Canadian media have a blind spot when it comes to so-called ethnic issues

October 26, 2017

By George Abraham, CBC News |

Much of the mainstream media is simply out of its depth when it comes to how to cover “ethnic” leaders, often ignoring or being too timid to address the ways their backgrounds inform and influence their political positions. It’s an obvious blind spot.

An exception was the face-off between new NDP leader Jagmeet Singh and senior correspondent Terry Milewski on Power and Politics earlier this month, when Milewski asked Singh about his views on Canada’s worst aviation-related terror attack: the downing of an Air India flight 182, in 1985.

Critics decried Milewski’s line of questioning as unfair — even racist — asking if non-Punjabi leaders would’ve been subjected to the same treatment. But the questions were absolutely necessary — an attempt to bridge the gap between ethnic and mainstream media — and a way to bring an issue of great importance in the Sikh community to the attention of a wider audience.

Grappling with Punjabi politics

This is the first time in our history that a person of colour is on the shortlist to become Canada’s prime minister. Unusually for a federal leader this past half-century, Singh also carries the weight of his immigrant heritage, more specifically his parents’ roots in Punjab – the state in north India from where the bulk of our sub-continental immigrants hail.

The turbaned Sikh joins the ranks of other Punjabis in Canada who have been phenomenally successful in politics at all levels of government, including Herb Dhaliwal, Ujjal Dosanjh and Ruby Dhalla, and more recently, Harjit Sajjan, Navdeep Bains and Amarjeet Sohi.

None of them has had to grapple with Punjabi politics the way the new NDP leader has had to, although Defence Minister Harjit Sajjan was labelled a “Khalistani sympathizer” on a recent visit to this Indian state. (In the run-up to Sajjan’s visit, the Punjab chief minister characterized five members of the Trudeau cabinet as “Khalistan sympathizers.”) This Khalistan movement, a bloody insurrection in Punjab that dates back to the 1970s, was responsible for the 1985 Air India bombing.

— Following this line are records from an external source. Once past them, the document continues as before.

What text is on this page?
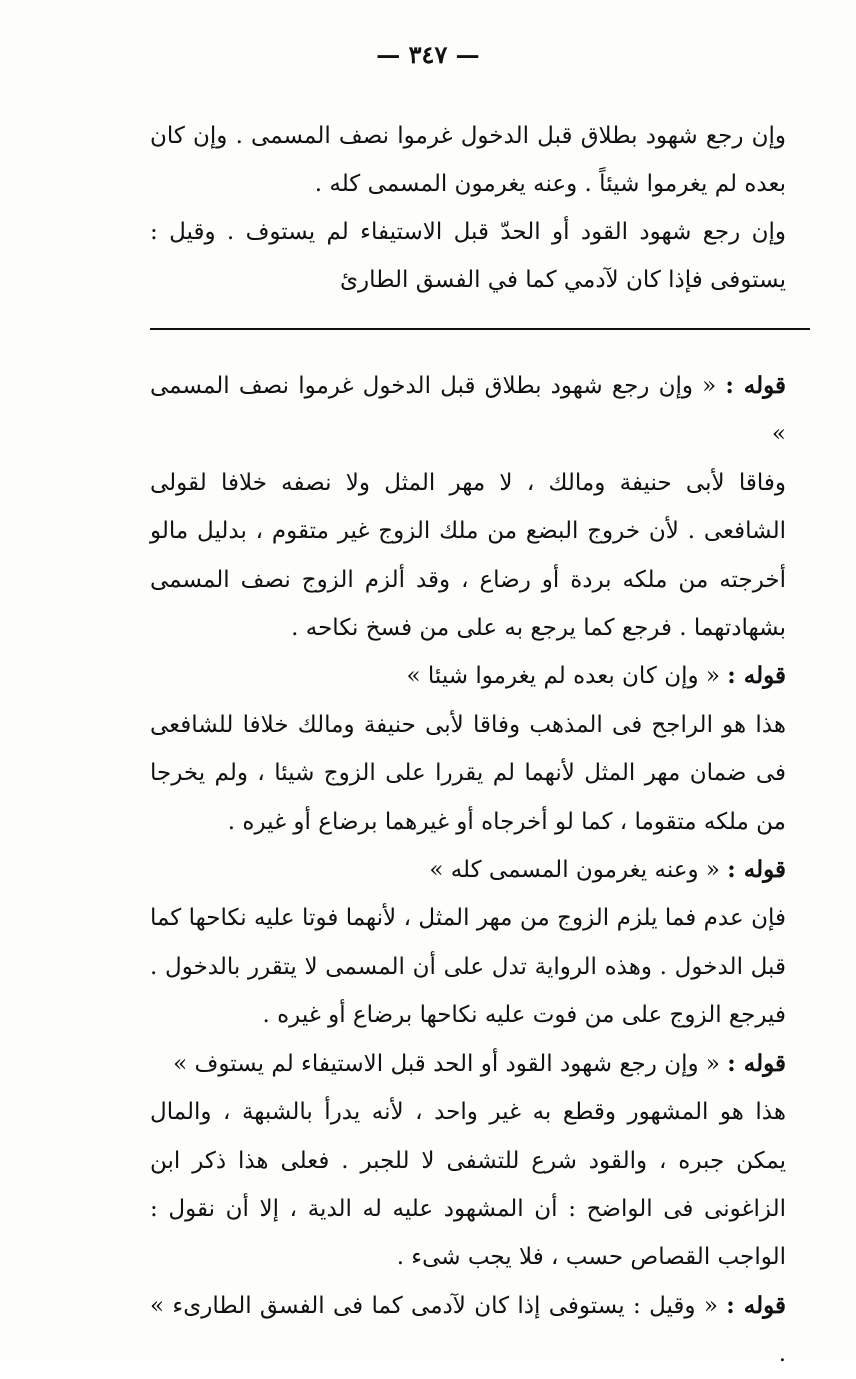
— ٣٤٧ —

وإن رجع شهود بطلاق قبل الدخول غرموا نصف المسمى . وإن كان بعده لم يغرموا شيئاً . وعنه يغرمون المسمى كله .

وإن رجع شهود القود أو الحدّ قبل الاستيفاء لم يستوف . وقيل : يستوفى فإذا كان لآدمي كما في الفسق الطارئ

قوله : « وإن رجع شهود بطلاق قبل الدخول غرموا نصف المسمى »

وفاقا لأبى حنيفة ومالك ، لا مهر المثل ولا نصفه خلافا لقولى الشافعى . لأن خروج البضع من ملك الزوج غير متقوم ، بدليل مالو أخرجته من ملكه بردة أو رضاع ، وقد ألزم الزوج نصف المسمى بشهادتهما . فرجع كما يرجع به على من فسخ نكاحه .

قوله : « وإن كان بعده لم يغرموا شيئا »

هذا هو الراجح فى المذهب وفاقا لأبى حنيفة ومالك خلافا للشافعى فى ضمان مهر المثل لأنهما لم يقررا على الزوج شيئا ، ولم يخرجا من ملكه متقوما ، كما لو أخرجاه أو غيرهما برضاع أو غيره .

قوله : « وعنه يغرمون المسمى كله »

فإن عدم فما يلزم الزوج من مهر المثل ، لأنهما فوتا عليه نكاحها كما قبل الدخول . وهذه الرواية تدل على أن المسمى لا يتقرر بالدخول . فيرجع الزوج على من فوت عليه نكاحها برضاع أو غيره .

قوله : « وإن رجع شهود القود أو الحد قبل الاستيفاء لم يستوف »

هذا هو المشهور وقطع به غير واحد ، لأنه يدرأ بالشبهة ، والمال يمكن جبره ، والقود شرع للتشفى لا للجبر . فعلى هذا ذكر ابن الزاغونى فى الواضح : أن المشهود عليه له الدية ، إلا أن نقول : الواجب القصاص حسب ، فلا يجب شىء .

قوله : « وقيل : يستوفى إذا كان لآدمى كما فى الفسق الطارىء » .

This tragedy in the skies mid-way between the two nations linked Canada and India like never before, perhaps forever. It is unique in Canadian history because it brings together international terrorism (in both countries), global diaspora politics and bilateral relations between a G7 nation and an emerging superpower that is India.

Jagmeet Singh’s views on issues relating to his heritage and the Air India bombing perhaps would not have been relevant if he had stayed clear of Punjabi and Indian politics. But he has taken positions – positions that he will have to defend in the public square.

For example, when he was a member of the Ontario legislature, he sponsored a motion to “formally recognize the November 1984 state organized violence perpetrated against Sikhs throughout India as genocide.” Indian newspapers have drawn a straight line between the NDP leader’s support for self-determination in Catalonia and Quebec and the quest for a separate Sikh homeland in India.

Rallying cry for Canadian Sikhs

While the separatist movement may be all but forgotten in the land of its birth, it remains a rallying cry for sections of the Punjabi Sikh community in Canada. Just as there are Canadians who demand a separate Sikh homeland carved out of India, there are others who have either abandoned the cause or just don’t care either way. Where exactly Singh fits within this spectrum is an unknown, and it is because of this ambiguity that further questions are warranted.